Un sans abri dans une ville anglaise. Photo The Guardian.

Dans The Guardian du 10 mai, Stephen Bubb, le patron de « The Association of Chief Executives of Voluntary Organisations » (association des patrons des associations de volontaires) tire la sonnette d’alarme : “au milieu de la grande richesse, nous sommes en train de créer une Grande Bretagne oubliée ».

 Stephen Bubb s’inquiète des conséquences des coupes budgétaires sur les populations les plus fragiles : les sans-abris, les victimes de violence domestique, ceux qui ont des problèmes de santé mentale, les gens âgés et seuls, les enfants dans des familles cassées.
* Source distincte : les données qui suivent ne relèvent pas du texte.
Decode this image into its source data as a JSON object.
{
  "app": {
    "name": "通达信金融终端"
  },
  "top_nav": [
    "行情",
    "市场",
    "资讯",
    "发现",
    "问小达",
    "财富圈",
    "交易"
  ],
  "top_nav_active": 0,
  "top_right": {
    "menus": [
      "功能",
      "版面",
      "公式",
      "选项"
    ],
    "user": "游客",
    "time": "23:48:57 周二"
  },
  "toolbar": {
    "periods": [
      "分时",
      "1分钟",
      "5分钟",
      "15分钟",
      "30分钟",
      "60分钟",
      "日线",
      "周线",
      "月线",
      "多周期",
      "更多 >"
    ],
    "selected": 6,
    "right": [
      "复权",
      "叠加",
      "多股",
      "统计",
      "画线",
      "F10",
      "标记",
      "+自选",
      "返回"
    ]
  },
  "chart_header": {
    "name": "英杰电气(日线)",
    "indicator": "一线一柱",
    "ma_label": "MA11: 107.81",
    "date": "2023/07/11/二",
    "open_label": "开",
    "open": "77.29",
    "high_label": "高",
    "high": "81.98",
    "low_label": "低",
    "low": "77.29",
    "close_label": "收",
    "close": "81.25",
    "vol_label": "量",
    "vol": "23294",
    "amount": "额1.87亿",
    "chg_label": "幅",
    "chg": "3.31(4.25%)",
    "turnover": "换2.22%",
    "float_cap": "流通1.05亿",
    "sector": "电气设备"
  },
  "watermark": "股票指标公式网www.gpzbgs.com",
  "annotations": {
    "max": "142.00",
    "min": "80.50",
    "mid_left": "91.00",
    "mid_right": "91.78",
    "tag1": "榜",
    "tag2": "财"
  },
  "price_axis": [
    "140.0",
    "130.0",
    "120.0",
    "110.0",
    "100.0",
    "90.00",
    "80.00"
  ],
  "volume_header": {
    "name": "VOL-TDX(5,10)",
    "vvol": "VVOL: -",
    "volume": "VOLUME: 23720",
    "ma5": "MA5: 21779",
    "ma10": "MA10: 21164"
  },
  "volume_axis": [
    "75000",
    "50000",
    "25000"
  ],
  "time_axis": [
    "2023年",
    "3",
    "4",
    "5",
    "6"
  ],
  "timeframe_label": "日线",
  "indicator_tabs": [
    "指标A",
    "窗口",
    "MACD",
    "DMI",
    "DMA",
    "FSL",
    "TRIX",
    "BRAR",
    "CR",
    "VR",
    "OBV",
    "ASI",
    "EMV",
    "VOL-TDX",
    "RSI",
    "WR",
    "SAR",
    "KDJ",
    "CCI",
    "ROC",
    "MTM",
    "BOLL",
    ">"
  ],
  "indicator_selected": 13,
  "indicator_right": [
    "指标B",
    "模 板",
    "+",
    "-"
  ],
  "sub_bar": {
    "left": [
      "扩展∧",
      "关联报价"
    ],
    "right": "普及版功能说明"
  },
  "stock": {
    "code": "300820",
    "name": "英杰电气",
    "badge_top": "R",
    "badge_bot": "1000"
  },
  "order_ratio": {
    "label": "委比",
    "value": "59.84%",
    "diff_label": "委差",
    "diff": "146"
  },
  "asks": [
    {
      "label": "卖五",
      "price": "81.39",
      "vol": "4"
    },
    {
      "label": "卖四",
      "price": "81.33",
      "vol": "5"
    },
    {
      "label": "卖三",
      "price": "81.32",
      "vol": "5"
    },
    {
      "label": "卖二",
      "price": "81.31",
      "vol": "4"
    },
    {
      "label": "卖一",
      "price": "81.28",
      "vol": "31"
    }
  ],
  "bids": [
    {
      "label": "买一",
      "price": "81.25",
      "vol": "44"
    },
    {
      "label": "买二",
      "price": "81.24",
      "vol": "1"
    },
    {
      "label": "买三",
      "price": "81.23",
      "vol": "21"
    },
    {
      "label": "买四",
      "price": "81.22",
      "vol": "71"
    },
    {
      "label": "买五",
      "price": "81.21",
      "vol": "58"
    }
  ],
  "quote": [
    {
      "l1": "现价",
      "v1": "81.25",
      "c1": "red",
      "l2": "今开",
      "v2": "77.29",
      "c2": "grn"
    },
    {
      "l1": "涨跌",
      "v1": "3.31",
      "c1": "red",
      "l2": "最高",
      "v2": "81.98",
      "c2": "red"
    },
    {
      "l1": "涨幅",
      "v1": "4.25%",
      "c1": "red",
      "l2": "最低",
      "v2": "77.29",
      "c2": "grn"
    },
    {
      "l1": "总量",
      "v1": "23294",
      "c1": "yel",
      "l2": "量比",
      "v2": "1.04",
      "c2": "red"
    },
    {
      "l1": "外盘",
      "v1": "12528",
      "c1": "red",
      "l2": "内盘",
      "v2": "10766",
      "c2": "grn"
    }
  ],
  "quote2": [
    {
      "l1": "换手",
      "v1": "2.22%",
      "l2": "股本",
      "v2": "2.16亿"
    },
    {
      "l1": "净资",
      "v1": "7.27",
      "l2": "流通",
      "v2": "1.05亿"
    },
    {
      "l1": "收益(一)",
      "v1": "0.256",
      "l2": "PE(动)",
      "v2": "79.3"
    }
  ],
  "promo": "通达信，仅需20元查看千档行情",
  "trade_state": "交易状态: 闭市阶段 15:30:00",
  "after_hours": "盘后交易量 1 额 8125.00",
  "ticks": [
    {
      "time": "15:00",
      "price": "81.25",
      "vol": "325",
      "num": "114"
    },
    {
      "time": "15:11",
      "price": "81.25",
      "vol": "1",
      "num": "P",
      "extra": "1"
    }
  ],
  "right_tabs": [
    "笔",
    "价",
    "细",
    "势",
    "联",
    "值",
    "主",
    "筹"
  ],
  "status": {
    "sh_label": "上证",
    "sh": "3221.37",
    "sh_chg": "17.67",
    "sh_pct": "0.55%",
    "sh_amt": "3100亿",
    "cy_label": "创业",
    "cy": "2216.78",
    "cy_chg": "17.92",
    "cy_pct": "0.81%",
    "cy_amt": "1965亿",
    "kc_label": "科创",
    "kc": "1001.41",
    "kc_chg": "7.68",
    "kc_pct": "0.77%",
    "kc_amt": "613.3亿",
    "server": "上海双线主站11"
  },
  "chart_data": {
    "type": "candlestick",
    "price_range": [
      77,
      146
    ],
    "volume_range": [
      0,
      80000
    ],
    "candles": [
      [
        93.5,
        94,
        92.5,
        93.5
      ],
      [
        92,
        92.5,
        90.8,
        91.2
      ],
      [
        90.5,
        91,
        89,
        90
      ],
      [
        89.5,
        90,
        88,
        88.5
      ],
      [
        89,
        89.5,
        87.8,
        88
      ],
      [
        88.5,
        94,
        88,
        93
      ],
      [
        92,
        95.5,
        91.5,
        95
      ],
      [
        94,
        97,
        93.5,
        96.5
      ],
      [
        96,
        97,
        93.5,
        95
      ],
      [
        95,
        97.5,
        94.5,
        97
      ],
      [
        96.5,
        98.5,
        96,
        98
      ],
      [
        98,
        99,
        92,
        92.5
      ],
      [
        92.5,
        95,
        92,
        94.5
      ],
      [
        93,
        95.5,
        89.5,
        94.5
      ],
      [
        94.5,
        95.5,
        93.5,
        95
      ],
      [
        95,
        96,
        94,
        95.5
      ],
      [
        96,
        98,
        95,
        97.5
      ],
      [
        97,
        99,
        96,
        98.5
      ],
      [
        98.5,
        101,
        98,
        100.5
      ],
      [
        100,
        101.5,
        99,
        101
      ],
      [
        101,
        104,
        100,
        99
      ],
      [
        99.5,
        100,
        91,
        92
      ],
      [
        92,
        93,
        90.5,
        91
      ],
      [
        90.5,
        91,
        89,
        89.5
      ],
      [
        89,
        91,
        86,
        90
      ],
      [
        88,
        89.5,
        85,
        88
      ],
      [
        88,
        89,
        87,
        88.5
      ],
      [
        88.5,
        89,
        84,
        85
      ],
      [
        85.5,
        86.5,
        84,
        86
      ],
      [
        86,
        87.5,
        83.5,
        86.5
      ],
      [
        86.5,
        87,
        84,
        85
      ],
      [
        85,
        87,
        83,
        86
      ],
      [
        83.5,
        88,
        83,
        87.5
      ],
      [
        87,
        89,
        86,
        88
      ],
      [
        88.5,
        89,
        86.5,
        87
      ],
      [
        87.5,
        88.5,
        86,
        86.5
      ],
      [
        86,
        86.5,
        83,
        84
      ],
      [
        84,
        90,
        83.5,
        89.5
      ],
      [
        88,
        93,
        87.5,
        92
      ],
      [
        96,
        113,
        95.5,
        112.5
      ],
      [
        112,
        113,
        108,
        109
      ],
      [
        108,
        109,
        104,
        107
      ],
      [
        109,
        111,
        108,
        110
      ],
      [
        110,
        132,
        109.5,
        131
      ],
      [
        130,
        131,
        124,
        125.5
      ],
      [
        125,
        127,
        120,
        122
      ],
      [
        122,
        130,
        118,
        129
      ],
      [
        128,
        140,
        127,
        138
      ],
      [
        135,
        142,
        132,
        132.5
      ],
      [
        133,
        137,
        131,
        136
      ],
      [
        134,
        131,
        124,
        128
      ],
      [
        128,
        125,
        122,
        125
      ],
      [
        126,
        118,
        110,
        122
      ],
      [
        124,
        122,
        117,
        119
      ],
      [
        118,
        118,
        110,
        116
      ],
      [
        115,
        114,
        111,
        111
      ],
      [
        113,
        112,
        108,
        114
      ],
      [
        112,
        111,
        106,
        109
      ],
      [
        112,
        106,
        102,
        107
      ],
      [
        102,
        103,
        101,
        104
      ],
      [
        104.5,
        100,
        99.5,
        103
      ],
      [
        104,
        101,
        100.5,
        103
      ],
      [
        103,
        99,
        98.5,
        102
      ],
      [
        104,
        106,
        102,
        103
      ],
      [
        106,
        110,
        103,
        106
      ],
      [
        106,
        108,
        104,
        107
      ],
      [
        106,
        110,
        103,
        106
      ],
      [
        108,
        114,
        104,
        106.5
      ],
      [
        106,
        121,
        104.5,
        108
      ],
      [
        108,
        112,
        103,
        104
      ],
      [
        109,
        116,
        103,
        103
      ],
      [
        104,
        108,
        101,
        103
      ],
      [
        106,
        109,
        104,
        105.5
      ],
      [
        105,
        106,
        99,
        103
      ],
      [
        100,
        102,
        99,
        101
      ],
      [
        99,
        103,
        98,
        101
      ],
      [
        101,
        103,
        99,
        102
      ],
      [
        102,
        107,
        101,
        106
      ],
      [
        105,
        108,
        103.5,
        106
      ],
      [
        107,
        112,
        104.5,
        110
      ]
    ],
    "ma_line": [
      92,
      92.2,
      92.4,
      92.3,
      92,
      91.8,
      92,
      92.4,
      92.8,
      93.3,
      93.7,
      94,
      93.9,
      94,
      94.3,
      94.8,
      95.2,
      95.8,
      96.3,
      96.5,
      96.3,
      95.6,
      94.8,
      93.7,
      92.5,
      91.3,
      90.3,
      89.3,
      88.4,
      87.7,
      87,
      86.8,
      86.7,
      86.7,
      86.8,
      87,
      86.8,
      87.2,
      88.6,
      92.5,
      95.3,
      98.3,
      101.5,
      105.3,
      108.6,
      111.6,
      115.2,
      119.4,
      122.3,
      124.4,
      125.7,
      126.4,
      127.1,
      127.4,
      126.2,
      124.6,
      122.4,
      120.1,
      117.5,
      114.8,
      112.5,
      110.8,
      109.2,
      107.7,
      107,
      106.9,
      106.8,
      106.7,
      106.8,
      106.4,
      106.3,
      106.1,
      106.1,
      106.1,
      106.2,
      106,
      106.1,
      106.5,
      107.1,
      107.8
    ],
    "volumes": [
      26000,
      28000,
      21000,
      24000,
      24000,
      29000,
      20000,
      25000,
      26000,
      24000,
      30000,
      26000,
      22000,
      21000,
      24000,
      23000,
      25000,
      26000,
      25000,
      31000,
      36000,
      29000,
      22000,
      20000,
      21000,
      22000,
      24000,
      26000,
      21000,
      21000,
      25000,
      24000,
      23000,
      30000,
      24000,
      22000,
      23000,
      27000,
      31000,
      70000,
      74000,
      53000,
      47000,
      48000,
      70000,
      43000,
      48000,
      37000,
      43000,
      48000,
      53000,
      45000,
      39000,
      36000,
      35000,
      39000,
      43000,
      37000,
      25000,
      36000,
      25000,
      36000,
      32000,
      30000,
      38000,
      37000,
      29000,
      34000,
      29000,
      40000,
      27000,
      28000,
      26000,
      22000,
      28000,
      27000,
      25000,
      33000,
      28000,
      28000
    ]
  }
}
Il y a l’impact des réductions de dépenses sociales elles-mêmes, pour ceux dont la vie en dépend. Il y a le déficit démocratique dans un contexte où l’Etat central transfère des responsabilités sur des pouvoirs locaux qui sont faibles et ne rendent guère de comptes. Il y a enfin l’évolution des mentalités, avec des nantis (« haves ») qui vivent des vies de plus en plus parallèles à celles des démunis (« have-nots ») au point de ne plus même voir leur existence.

 Dans la même édition du quotidien, le journaliste Randeep Ramesh amplifie la tribune libre de Stephen Bubb. Il cite une étude du Centre National pour la Recherche Sociale sur les attitudes sociales des Britanniques. Plus d’un quart des personnes interrogées pensent que la pauvreté est le résultat de la « paresse » ou d’un « manque de volonté ». Ce chiffre n’était que de 15% au milieu des années quatre-vingt dix.

 Il existe en effet un risque que les « have-nots » soient oubliés. Et, plus radicalement, que nul ne les voie plus, bien qu’ils soient tous les jours sous nos regards.